Als ob man sich ständig entscheiden müsse und das andere zu negieren habe. Es steht im Widerspruch zu der Lebensrealität von vielen jungen Menschen, die in einem Europa der Vielfalt aufwachsen. Jene, die sich mehreren Kulturen zugehörig fühlen und von verschiedenen Sprachen geprägt sind, passen nicht in das einfache Schema.

Der Mangel an Akzeptanz des Vieldeutigen zeigt sich im Wahn auf der Suche nach Eindeutigkeiten. Dies hat eine Auswirkung auf das Individuum. „Das Andere“ wird in Frage gestellt, da es potentiell die eigene Identität in Frage stellen könnte. In einer ungünstigen Konstellation kann dies in „Entwertung, Vertreibung oder Unterwerfung“ des Anderen münden, laut Thomas Meyer (Identitätspolitik 2012).

Es bedarf einer Entwicklung zu einer wertschätzenden Haltung gegenüber Unterschieden und das Erkennen von Gemeinsamkeiten. Menschen eint die Sorge bezüglich (Aus-)Bildung, Finanzierung der Familie, Zukunft und vielem mehr.
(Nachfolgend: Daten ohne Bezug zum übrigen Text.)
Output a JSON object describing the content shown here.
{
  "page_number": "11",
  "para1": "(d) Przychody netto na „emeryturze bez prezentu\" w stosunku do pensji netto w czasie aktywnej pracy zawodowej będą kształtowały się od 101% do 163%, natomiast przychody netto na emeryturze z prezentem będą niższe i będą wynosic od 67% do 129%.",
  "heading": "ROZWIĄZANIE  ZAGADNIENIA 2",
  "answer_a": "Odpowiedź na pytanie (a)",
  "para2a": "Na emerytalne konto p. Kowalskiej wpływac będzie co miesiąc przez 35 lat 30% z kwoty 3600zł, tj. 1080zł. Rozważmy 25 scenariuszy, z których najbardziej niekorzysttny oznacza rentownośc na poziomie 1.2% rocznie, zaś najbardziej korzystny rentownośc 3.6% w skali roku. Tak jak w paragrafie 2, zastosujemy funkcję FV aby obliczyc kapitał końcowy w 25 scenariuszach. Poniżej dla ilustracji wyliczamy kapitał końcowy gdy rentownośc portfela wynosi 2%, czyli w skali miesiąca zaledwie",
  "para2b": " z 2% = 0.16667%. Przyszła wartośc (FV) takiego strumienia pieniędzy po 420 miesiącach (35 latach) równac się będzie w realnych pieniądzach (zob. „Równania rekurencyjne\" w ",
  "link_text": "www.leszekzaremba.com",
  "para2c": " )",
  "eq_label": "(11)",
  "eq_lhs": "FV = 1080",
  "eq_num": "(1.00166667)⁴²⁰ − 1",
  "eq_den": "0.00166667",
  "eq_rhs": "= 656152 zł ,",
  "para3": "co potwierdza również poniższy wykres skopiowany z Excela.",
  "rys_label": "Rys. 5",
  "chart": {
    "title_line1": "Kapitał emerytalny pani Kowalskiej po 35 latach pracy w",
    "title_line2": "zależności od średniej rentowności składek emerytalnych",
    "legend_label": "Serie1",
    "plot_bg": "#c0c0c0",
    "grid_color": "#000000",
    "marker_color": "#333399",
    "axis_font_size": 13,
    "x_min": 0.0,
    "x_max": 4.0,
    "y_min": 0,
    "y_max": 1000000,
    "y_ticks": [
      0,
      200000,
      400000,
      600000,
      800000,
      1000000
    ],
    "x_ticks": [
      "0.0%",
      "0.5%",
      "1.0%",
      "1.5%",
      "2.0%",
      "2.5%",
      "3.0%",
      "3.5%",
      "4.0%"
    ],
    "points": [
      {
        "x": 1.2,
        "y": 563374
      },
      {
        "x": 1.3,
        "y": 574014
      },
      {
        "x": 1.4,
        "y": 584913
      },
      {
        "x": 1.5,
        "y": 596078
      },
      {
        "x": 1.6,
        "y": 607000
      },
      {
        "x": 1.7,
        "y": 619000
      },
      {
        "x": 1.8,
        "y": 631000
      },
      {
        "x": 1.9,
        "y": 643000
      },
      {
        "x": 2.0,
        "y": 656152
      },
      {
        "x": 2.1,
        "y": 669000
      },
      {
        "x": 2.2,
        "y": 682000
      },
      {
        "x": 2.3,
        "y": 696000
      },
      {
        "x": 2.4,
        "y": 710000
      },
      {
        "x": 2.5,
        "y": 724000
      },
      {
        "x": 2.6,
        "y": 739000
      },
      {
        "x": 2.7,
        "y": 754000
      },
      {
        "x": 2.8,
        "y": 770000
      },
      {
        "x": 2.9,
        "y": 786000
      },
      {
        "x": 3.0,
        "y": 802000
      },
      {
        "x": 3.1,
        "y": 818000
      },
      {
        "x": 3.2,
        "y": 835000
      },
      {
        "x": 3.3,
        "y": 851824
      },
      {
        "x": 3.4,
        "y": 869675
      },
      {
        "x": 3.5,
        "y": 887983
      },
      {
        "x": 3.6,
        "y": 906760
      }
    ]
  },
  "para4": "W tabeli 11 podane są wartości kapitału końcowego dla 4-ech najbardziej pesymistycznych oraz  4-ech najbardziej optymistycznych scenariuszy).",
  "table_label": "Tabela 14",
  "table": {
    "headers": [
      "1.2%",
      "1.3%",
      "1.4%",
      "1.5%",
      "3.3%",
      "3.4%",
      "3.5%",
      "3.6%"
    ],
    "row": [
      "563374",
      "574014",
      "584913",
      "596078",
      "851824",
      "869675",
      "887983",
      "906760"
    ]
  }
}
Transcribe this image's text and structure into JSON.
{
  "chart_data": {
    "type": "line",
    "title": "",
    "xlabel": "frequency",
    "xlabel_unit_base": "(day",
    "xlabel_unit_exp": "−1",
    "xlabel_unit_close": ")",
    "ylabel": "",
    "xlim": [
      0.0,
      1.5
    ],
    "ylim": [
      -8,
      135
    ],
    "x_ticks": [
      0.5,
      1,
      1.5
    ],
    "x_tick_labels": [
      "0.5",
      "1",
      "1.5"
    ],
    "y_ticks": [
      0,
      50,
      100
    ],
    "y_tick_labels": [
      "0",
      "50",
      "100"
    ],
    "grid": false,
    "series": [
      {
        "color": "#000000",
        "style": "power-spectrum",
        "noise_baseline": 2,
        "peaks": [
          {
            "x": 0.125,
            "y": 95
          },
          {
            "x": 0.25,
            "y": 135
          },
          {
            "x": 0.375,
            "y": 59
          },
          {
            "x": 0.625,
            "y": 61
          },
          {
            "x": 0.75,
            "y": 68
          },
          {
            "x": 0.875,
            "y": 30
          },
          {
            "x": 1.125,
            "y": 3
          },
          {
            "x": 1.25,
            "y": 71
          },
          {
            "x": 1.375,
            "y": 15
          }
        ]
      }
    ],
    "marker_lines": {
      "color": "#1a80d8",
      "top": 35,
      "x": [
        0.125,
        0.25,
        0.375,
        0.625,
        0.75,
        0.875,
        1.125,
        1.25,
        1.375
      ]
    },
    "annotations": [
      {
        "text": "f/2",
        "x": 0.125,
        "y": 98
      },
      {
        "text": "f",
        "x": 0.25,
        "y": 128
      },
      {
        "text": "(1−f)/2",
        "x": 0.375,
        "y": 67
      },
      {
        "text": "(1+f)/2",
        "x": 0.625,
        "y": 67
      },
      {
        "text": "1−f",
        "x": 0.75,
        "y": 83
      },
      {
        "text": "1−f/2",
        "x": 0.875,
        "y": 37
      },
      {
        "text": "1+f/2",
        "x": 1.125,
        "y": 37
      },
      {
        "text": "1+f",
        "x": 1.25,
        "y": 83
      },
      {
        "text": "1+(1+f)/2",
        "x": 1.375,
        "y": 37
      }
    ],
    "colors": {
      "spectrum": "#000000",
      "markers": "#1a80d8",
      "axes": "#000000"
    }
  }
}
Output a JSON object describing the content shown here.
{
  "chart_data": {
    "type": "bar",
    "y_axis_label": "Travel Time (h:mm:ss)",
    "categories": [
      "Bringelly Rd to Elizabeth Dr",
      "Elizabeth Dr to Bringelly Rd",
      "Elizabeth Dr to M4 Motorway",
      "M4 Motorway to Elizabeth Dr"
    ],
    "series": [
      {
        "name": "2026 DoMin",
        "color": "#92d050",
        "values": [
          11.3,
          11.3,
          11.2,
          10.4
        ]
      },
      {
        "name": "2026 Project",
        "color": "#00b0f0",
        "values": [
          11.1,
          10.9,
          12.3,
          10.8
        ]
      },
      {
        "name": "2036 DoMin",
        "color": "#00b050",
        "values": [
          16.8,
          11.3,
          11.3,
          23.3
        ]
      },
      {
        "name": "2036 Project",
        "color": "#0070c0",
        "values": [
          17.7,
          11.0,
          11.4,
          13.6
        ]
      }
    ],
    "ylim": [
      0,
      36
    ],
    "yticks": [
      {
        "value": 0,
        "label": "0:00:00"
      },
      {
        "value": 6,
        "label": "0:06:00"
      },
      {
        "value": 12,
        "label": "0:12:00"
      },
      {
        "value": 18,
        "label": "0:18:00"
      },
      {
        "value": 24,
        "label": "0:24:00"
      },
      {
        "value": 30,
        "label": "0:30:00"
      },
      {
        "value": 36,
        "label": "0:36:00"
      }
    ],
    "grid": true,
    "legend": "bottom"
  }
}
Hier schließt sich der Kreis, wenn man erkennt, dass die Sorgen, unabhängig von religiöser, kultureller oder ethnischer Zugehörigkeit, gemeinsame sind und es auch Handlungsbedarf gibt.

Antworten für die Zukunft

Derrida verweist auf die Wichtigkeit, Antworten für die Zukunft zu finden. Sie geben uns Orientierung, eine gewisse Ausrichtung zu finden. Auf Europa bezogen bedeutet dies, dass die Demokratie nicht außer Acht gelassen werden darf.

Derrida spricht von dem europäischen Erbe der demokratischen Idee, das es anzunehmen gilt. Die Demokratie ist jedoch fragil, immer wieder im Entstehen und birgt somit Veränderungen in sich.

An dieser Idee der Demokratie gilt es so viele wie möglich zu beteiligen und nicht willkürlich Menschen auszuschließen.

Mark Terkessidis tritt dafür ein, dass die Zukunft zum gemeinsamen Projekt erklärt wird. Denn die Zukunft hat das Potenzial, zu verbinden, Energien zu bündeln. Es ist ein Projekt, wofür es sich lohnt, sich einzusetzen, denn es geht nicht nur um die gesellschaftliche, sondern auch um die individuelle Zukunft. Und dafür braucht es neben einem Begegnen auf Augenhöhe auch konkrete Orte, um diese Zukunftsfragen auszuverhandeln. Und vor allem Raum für Kritik. Denn Kritik ist gut, wichtig und notwendig; Selbstkritik oftmals besser, ehrlicher und nachhaltiger.